WHEN WAS THE LAST TIME YOU PULLED A SICKIE?

yoga cobra 1

According to The Chartered Institute of Personnel and Development (CIPD), originally called INCIPID, sick days fall into various categories: Minor illnesses, musculoskeletal, stress/depression/anxiety, gastrointestinal, ear/eye/nose/mouth/dental, respiratory conditions, heart/blood pressure, circulation, genito-urinary, headaches and migraines, and serious mental health problems.

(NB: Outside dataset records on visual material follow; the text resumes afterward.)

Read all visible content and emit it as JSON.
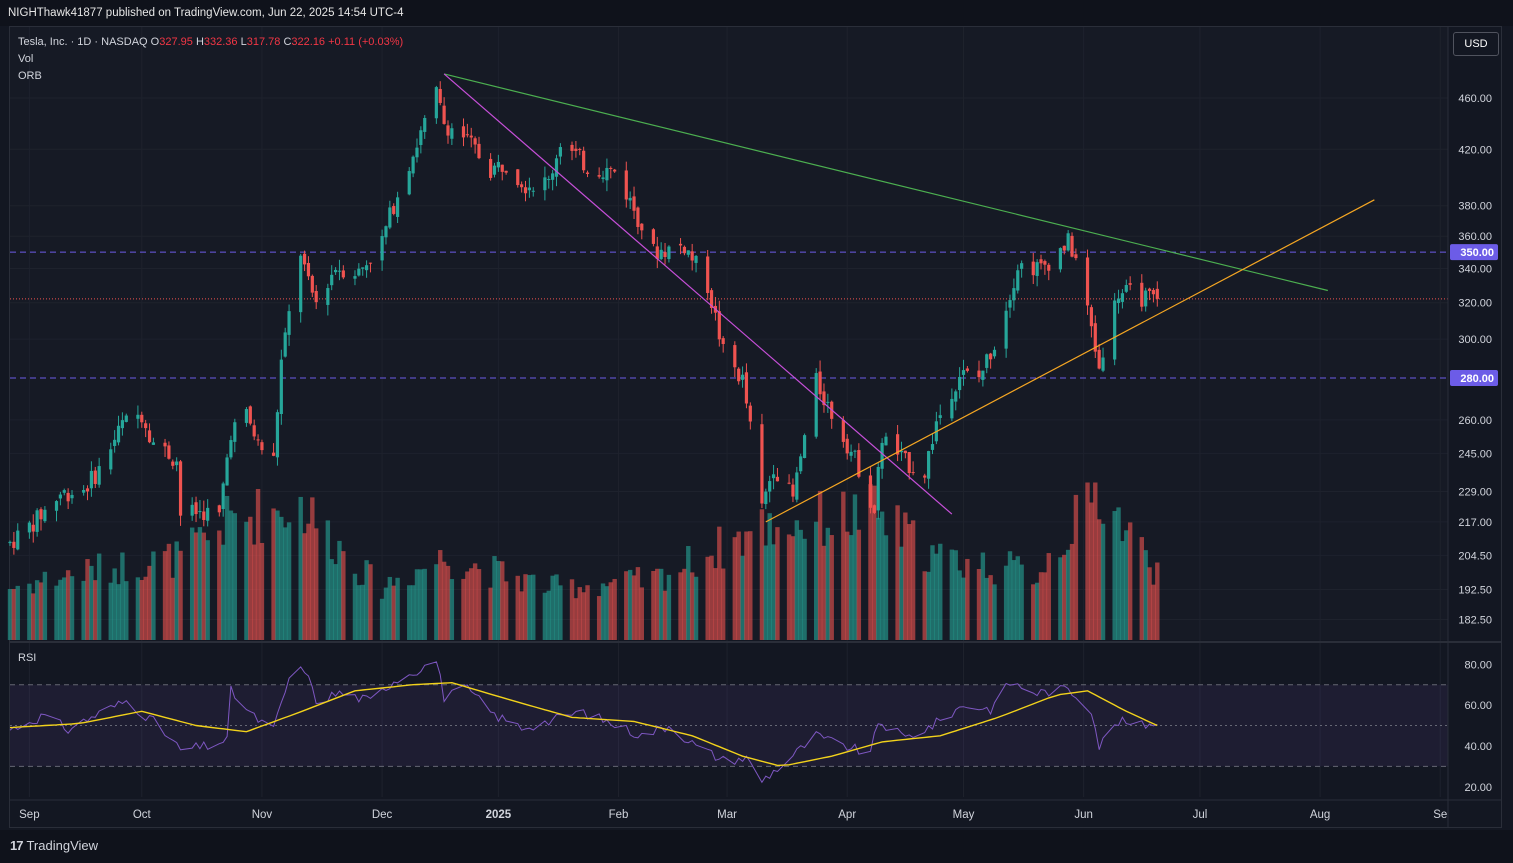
{
  "header": {
    "published": "NIGHThawk41877 published on TradingView.com, Jun 22, 2025 14:54 UTC-4"
  },
  "legend": {
    "symbol": "Tesla, Inc. · 1D · NASDAQ",
    "o_label": "O",
    "o": "327.95",
    "h_label": "H",
    "h": "332.36",
    "l_label": "L",
    "l": "317.78",
    "c_label": "C",
    "c": "322.16",
    "change": "+0.11 (+0.03%)",
    "vol": "Vol",
    "orb": "ORB"
  },
  "currency": "USD",
  "footer": {
    "logo_mark": "17",
    "brand": "TradingView"
  },
  "colors": {
    "up": "#26a69a",
    "down": "#ef5350",
    "background": "#131722",
    "grid": "#1e222d",
    "rsi": "#7e57c2",
    "rsi_ma": "#f2d21b",
    "orange_line": "#f5a623",
    "purple_line": "#c64fd8",
    "green_line": "#4caf50",
    "level": "#6c5ce7"
  },
  "chart_data": [
    {
      "type": "candlestick",
      "title": "Tesla, Inc. · 1D · NASDAQ",
      "y_scale": "log",
      "ylim": [
        176,
        492
      ],
      "price_ticks": [
        "460.00",
        "420.00",
        "380.00",
        "360.00",
        "340.00",
        "320.00",
        "300.00",
        "260.00",
        "245.00",
        "229.00",
        "217.00",
        "204.50",
        "192.50",
        "182.50"
      ],
      "month_labels": [
        "Sep",
        "Oct",
        "Nov",
        "Dec",
        "2025",
        "Feb",
        "Mar",
        "Apr",
        "May",
        "Jun",
        "Jul",
        "Aug",
        "Se"
      ],
      "x_range": [
        "2024-08-28",
        "2025-09-03"
      ],
      "month_dates": [
        "2024-09-02",
        "2024-10-01",
        "2024-11-01",
        "2024-12-02",
        "2025-01-01",
        "2025-02-01",
        "2025-03-01",
        "2025-04-01",
        "2025-05-01",
        "2025-06-01",
        "2025-07-01",
        "2025-08-01",
        "2025-09-01"
      ],
      "horizontal_levels": [
        {
          "price": 350,
          "label": "350.00",
          "style": "dashed"
        },
        {
          "price": 280,
          "label": "280.00",
          "style": "dashed"
        },
        {
          "price": 322.16,
          "style": "dotted"
        }
      ],
      "trendlines": [
        {
          "name": "green",
          "from": [
            "2024-12-18",
            480
          ],
          "to": [
            "2025-08-03",
            327
          ]
        },
        {
          "name": "purple",
          "from": [
            "2024-12-18",
            480
          ],
          "to": [
            "2025-04-28",
            220
          ]
        },
        {
          "name": "orange",
          "from": [
            "2025-03-11",
            217
          ],
          "to": [
            "2025-08-15",
            384
          ]
        }
      ],
      "candles_last": {
        "o": 327.95,
        "h": 332.36,
        "l": 317.78,
        "c": 322.16
      },
      "price_path": [
        [
          "2024-08-28",
          209
        ],
        [
          "2024-09-04",
          218
        ],
        [
          "2024-09-10",
          228
        ],
        [
          "2024-09-16",
          230
        ],
        [
          "2024-09-20",
          238
        ],
        [
          "2024-09-26",
          258
        ],
        [
          "2024-10-01",
          263
        ],
        [
          "2024-10-04",
          250
        ],
        [
          "2024-10-10",
          242
        ],
        [
          "2024-10-11",
          220
        ],
        [
          "2024-10-17",
          221
        ],
        [
          "2024-10-21",
          219
        ],
        [
          "2024-10-24",
          255
        ],
        [
          "2024-10-28",
          262
        ],
        [
          "2024-10-31",
          249
        ],
        [
          "2024-11-04",
          242
        ],
        [
          "2024-11-06",
          288
        ],
        [
          "2024-11-11",
          350
        ],
        [
          "2024-11-13",
          330
        ],
        [
          "2024-11-15",
          320
        ],
        [
          "2024-11-20",
          341
        ],
        [
          "2024-11-26",
          338
        ],
        [
          "2024-12-02",
          357
        ],
        [
          "2024-12-06",
          389
        ],
        [
          "2024-12-11",
          424
        ],
        [
          "2024-12-16",
          463
        ],
        [
          "2024-12-18",
          440
        ],
        [
          "2024-12-23",
          430
        ],
        [
          "2024-12-30",
          405
        ],
        [
          "2025-01-03",
          410
        ],
        [
          "2025-01-08",
          395
        ],
        [
          "2025-01-14",
          396
        ],
        [
          "2025-01-17",
          426
        ],
        [
          "2025-01-24",
          407
        ],
        [
          "2025-01-31",
          404
        ],
        [
          "2025-02-05",
          378
        ],
        [
          "2025-02-10",
          350
        ],
        [
          "2025-02-18",
          354
        ],
        [
          "2025-02-24",
          330
        ],
        [
          "2025-02-28",
          293
        ],
        [
          "2025-03-05",
          279
        ],
        [
          "2025-03-10",
          222
        ],
        [
          "2025-03-13",
          240
        ],
        [
          "2025-03-18",
          226
        ],
        [
          "2025-03-24",
          278
        ],
        [
          "2025-03-28",
          263
        ],
        [
          "2025-04-04",
          239
        ],
        [
          "2025-04-08",
          221
        ],
        [
          "2025-04-10",
          252
        ],
        [
          "2025-04-16",
          241
        ],
        [
          "2025-04-21",
          237
        ],
        [
          "2025-04-24",
          259
        ],
        [
          "2025-04-30",
          282
        ],
        [
          "2025-05-05",
          280
        ],
        [
          "2025-05-09",
          298
        ],
        [
          "2025-05-12",
          318
        ],
        [
          "2025-05-15",
          342
        ],
        [
          "2025-05-21",
          340
        ],
        [
          "2025-05-28",
          356
        ],
        [
          "2025-05-30",
          346
        ],
        [
          "2025-06-05",
          285
        ],
        [
          "2025-06-06",
          295
        ],
        [
          "2025-06-10",
          326
        ],
        [
          "2025-06-13",
          325
        ],
        [
          "2025-06-18",
          322
        ],
        [
          "2025-06-20",
          322.16
        ]
      ],
      "volume_path": [
        [
          "2024-08-28",
          0.35
        ],
        [
          "2024-09-15",
          0.45
        ],
        [
          "2024-10-11",
          0.55
        ],
        [
          "2024-10-24",
          0.8
        ],
        [
          "2024-11-11",
          0.9
        ],
        [
          "2024-12-01",
          0.35
        ],
        [
          "2024-12-18",
          0.55
        ],
        [
          "2025-01-15",
          0.35
        ],
        [
          "2025-02-10",
          0.4
        ],
        [
          "2025-03-10",
          0.75
        ],
        [
          "2025-04-08",
          0.85
        ],
        [
          "2025-04-24",
          0.55
        ],
        [
          "2025-05-20",
          0.45
        ],
        [
          "2025-06-05",
          1.0
        ],
        [
          "2025-06-20",
          0.45
        ]
      ]
    },
    {
      "type": "line",
      "title": "RSI",
      "ylim": [
        15,
        87
      ],
      "ticks": [
        "80.00",
        "60.00",
        "40.00",
        "20.00"
      ],
      "bands": [
        70,
        50,
        30
      ],
      "series": [
        {
          "name": "RSI",
          "points": [
            [
              "2024-08-28",
              48
            ],
            [
              "2024-09-06",
              55
            ],
            [
              "2024-09-12",
              48
            ],
            [
              "2024-09-20",
              56
            ],
            [
              "2024-09-27",
              62
            ],
            [
              "2024-10-04",
              52
            ],
            [
              "2024-10-11",
              38
            ],
            [
              "2024-10-18",
              40
            ],
            [
              "2024-10-23",
              43
            ],
            [
              "2024-10-24",
              67
            ],
            [
              "2024-10-30",
              54
            ],
            [
              "2024-11-04",
              48
            ],
            [
              "2024-11-08",
              73
            ],
            [
              "2024-11-12",
              78
            ],
            [
              "2024-11-15",
              62
            ],
            [
              "2024-11-21",
              66
            ],
            [
              "2024-11-29",
              62
            ],
            [
              "2024-12-05",
              72
            ],
            [
              "2024-12-12",
              78
            ],
            [
              "2024-12-16",
              82
            ],
            [
              "2024-12-18",
              64
            ],
            [
              "2024-12-24",
              68
            ],
            [
              "2024-12-31",
              55
            ],
            [
              "2025-01-07",
              49
            ],
            [
              "2025-01-14",
              52
            ],
            [
              "2025-01-22",
              57
            ],
            [
              "2025-01-29",
              52
            ],
            [
              "2025-02-07",
              45
            ],
            [
              "2025-02-14",
              50
            ],
            [
              "2025-02-21",
              40
            ],
            [
              "2025-02-28",
              33
            ],
            [
              "2025-03-06",
              34
            ],
            [
              "2025-03-10",
              23
            ],
            [
              "2025-03-14",
              29
            ],
            [
              "2025-03-24",
              45
            ],
            [
              "2025-03-28",
              42
            ],
            [
              "2025-04-07",
              36
            ],
            [
              "2025-04-09",
              52
            ],
            [
              "2025-04-16",
              44
            ],
            [
              "2025-04-23",
              50
            ],
            [
              "2025-05-01",
              60
            ],
            [
              "2025-05-08",
              58
            ],
            [
              "2025-05-13",
              71
            ],
            [
              "2025-05-20",
              66
            ],
            [
              "2025-05-28",
              68
            ],
            [
              "2025-06-03",
              58
            ],
            [
              "2025-06-05",
              40
            ],
            [
              "2025-06-10",
              52
            ],
            [
              "2025-06-16",
              50
            ],
            [
              "2025-06-20",
              52
            ]
          ]
        },
        {
          "name": "RSI MA",
          "points": [
            [
              "2024-08-28",
              49
            ],
            [
              "2024-09-15",
              51
            ],
            [
              "2024-10-01",
              57
            ],
            [
              "2024-10-15",
              50
            ],
            [
              "2024-10-28",
              47
            ],
            [
              "2024-11-10",
              56
            ],
            [
              "2024-11-25",
              67
            ],
            [
              "2024-12-10",
              70
            ],
            [
              "2024-12-20",
              71
            ],
            [
              "2025-01-05",
              62
            ],
            [
              "2025-01-20",
              54
            ],
            [
              "2025-02-05",
              52
            ],
            [
              "2025-02-20",
              45
            ],
            [
              "2025-03-05",
              35
            ],
            [
              "2025-03-15",
              30
            ],
            [
              "2025-03-28",
              35
            ],
            [
              "2025-04-10",
              42
            ],
            [
              "2025-04-25",
              45
            ],
            [
              "2025-05-10",
              54
            ],
            [
              "2025-05-25",
              65
            ],
            [
              "2025-06-02",
              67
            ],
            [
              "2025-06-12",
              57
            ],
            [
              "2025-06-20",
              50
            ]
          ]
        }
      ]
    }
  ]
}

Before I gave up driving a bus in London to care for my mother full-time, at one time or another I’m proud to reveal I took sick days in all the above categories! Indeed, my absences from the workplace achieved legendary status! “Sorry, I can’t come to work today. I’m suffering from a condition so serious and rare, it has yet to be diagnosed!” Hey, I once phoned in to say I had been bitten on the ass by a cobra while in the Yoga ‘cobra’ position. Another time I claimed to have been hit by a poisonous dart that left me paralysed for four whole days. Who’d have thought there ‘d be a pigmy encampment at the end of my street in Cricklewood, north London? Furthermore, since all of the trees had been felled to allow heavy goods vehicles to pass, I still wonder how those f**king pigmies managed to extract ‘curare’ from the poison dart frogs that live in trees? It’s official, I am unemployable…thank God!